O uso de elementos na prática espiritual varia, dependendo da abordagem ser a do xamanismo, do tantra ou do Dzogchen. Ou seja, o nível externo, interno ou secreto.
Externamente, os elementos são não apenas os elementos brutos da nossa experiência sensorial – a terra onde vivemos, a água que bebemos, o fogo que nos aquece, o ar que respiramos e o espaço através do qual nos movemos: são também os espíritos ligados a eles. Entre estes estão as deusas, os espíritos elementais e outros seres. Trabalhar com esses seres é uma prática comum na cultura tibetana e pertence ao domínio do que estou chamando de xamanismo, embora eu queira deixar claro que não existe a palavra “xamanismo” na linguagem tibetana.
As tradições tibetanas que trabalham com os espíritos vêm da tradição Bön, mas são hoje encontradas em toda a cultura tibetana. No Tibete, muitas decisões de dirigentes e altos lamas de mosteiros de todas as seitas são tomadas com base em consultas a oráculos humanos e seres não-físicos. Os tibetanos não gostam de igualar essa prática ao xamanismo porque, para alguns, a palavra está relacionada ao sacrifício animal ou a uma espiritualidade mais primitiva.
O que estou discutindo aqui não tem relação alguma com essas coisas. Tratam-se de práticas ensinadas nos quatro primeiros dos nove níveis de ensinamentos espirituais do Tesouro do Sul dos ensinamentos Bön.
Os elementos internos são as energias dos elementos e não suas formas. No corpo, essas são as energias físicas que bombeiam o sangue, digerem a comida e estimulam os neurônios, bem como as energias mais sutis das quais dependem a nossa saúde e as nossas faculdades. Algumas dessas energias sutis são hoje reconhecidas e estudadas no Ocidente graças a uma nova familiaridade com os modelos médicos orientais que informam a acupuntura e aos novos usos que pesquisadores ocidentais da área médica estão descobrindo para diferentes tratamentos vibratórios.
Existem também energias muito mais sutis que não podem ser detectadas por medições físicas, mas que estão disponíveis à experiência direta por meio das disciplinas yogues e contemplativas. Esse nível mais sutil da energia dos elementos não é encontrado apenas dentro do corpo, mas é também a dimensão de energia que os profissionais competentes de feng shui – a arte chinesa da disposição dos objetos – sentem no ambiente. São também as energias que se avolumam nos fenômenos de grupo como o comportamento das multidões, o patriotismo e coisas assim.

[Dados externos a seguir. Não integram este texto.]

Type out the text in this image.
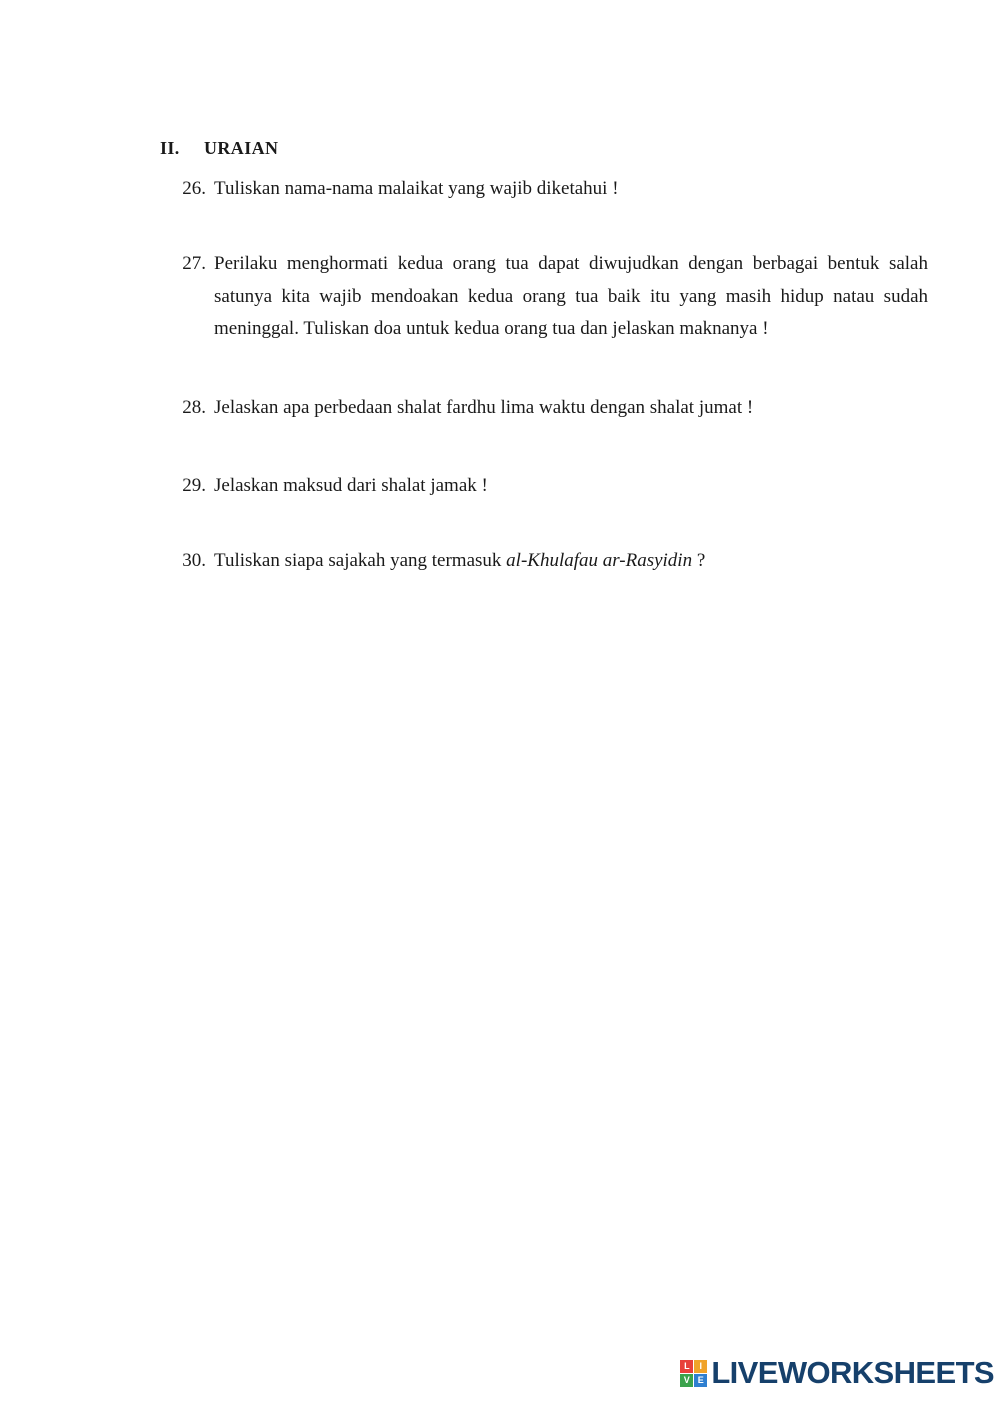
II. URAIAN
26. Tuliskan nama-nama malaikat yang wajib diketahui !
27. Perilaku menghormati kedua orang tua dapat diwujudkan dengan berbagai bentuk salah satunya kita wajib mendoakan kedua orang tua baik itu yang masih hidup natau sudah meninggal. Tuliskan doa untuk kedua orang tua dan jelaskan maknanya !
28. Jelaskan apa perbedaan shalat fardhu lima waktu dengan shalat jumat !
29. Jelaskan maksud dari shalat jamak !
30. Tuliskan siapa sajakah yang termasuk al-Khulafau ar-Rasyidin ?
L	I
V E LIVEWORKSHEETS
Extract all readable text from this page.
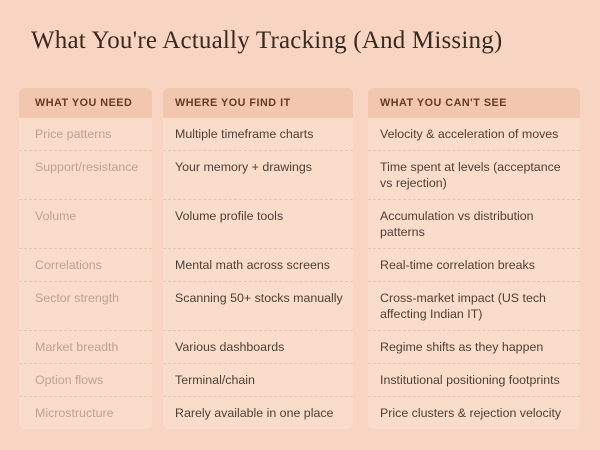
What You're Actually Tracking (And Missing)
WHAT YOU NEED	WHERE YOU FIND IT	WHAT YOU CAN'T SEE
Price patterns	Multiple timeframe charts	Velocity & acceleration of moves
Support/resistance	Your memory + drawings	Time spent at levels (acceptance vs rejection)
Volume	Volume profile tools	Accumulation vs distribution patterns
Correlations	Mental math across screens	Real-time correlation breaks
Sector strength	Scanning 50+ stocks manually	Cross-market impact (US tech affecting Indian IT)
Market breadth	Various dashboards	Regime shifts as they happen
Option flows	Terminal/chain	Institutional positioning footprints
Microstructure	Rarely available in one place	Price clusters & rejection velocity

O tantra trabalha com essas energias guiando-as no corpo com propósitos específicos, por meio de métodos yogues diretos que envolvem postura, respiração, visualização e mantra. O tantra vê as energias como forças divinas.
A dimensão secreta dos elementos existe além da dualidade, sendo portanto difícil de descrever por meio da linguagem, que divide necessariamente a experiência em objetos separados. Essa dimensão extremamente sutil dos elementos é a radiância do ser, as “cinco luzes puras”, aspectos da luminosidade que, inseparavelmente ligada ao vazio, é a base de tudo. As práticas e os ensinamentos associados a esse nível dos elementos são extraídos do Dzogchen, a Grande Perfeição.
Essas três dimensões só são separadas conceitualmente. Esse é um ponto importante que deve ser considerado durante a leitura deste livro. É um erro achar que os níveis externo, interno e secreto podem ser de fato divididos, ou que a prática externa, o tantra e o Dzogchen são mutuamente exclusivos. A confusão sobre esse ponto leva a muitas divisões na crença: religiões que desconsideram a vida do corpo, culturas seculares que não reconhecem a natureza sagrada da terra ou preocupações com o bem-estar material que negligenciam o desenvolvimento espiritual. A vida como um todo é importante e vem dos elementos sagrados.
A visão do Dzogchen é completa e engloba as outras, mas isso não significa que as visões inferiores devam ser negligenciadas. Acreditar que tudo é luminosidade insubstancial é muito diferente de conseguir atravessar paredes. A prática mais elevada é a mais eficaz e não necessariamente a que é categorizada como “superior”.
Fonte: A Cura Através da Forma, da Energia e da Luz
Os cinco elementos no Xamanismo, no Tantra e no Dzogchen do Tibete Tenzin Wangyal Rinpoche Mark Dahlby (org.)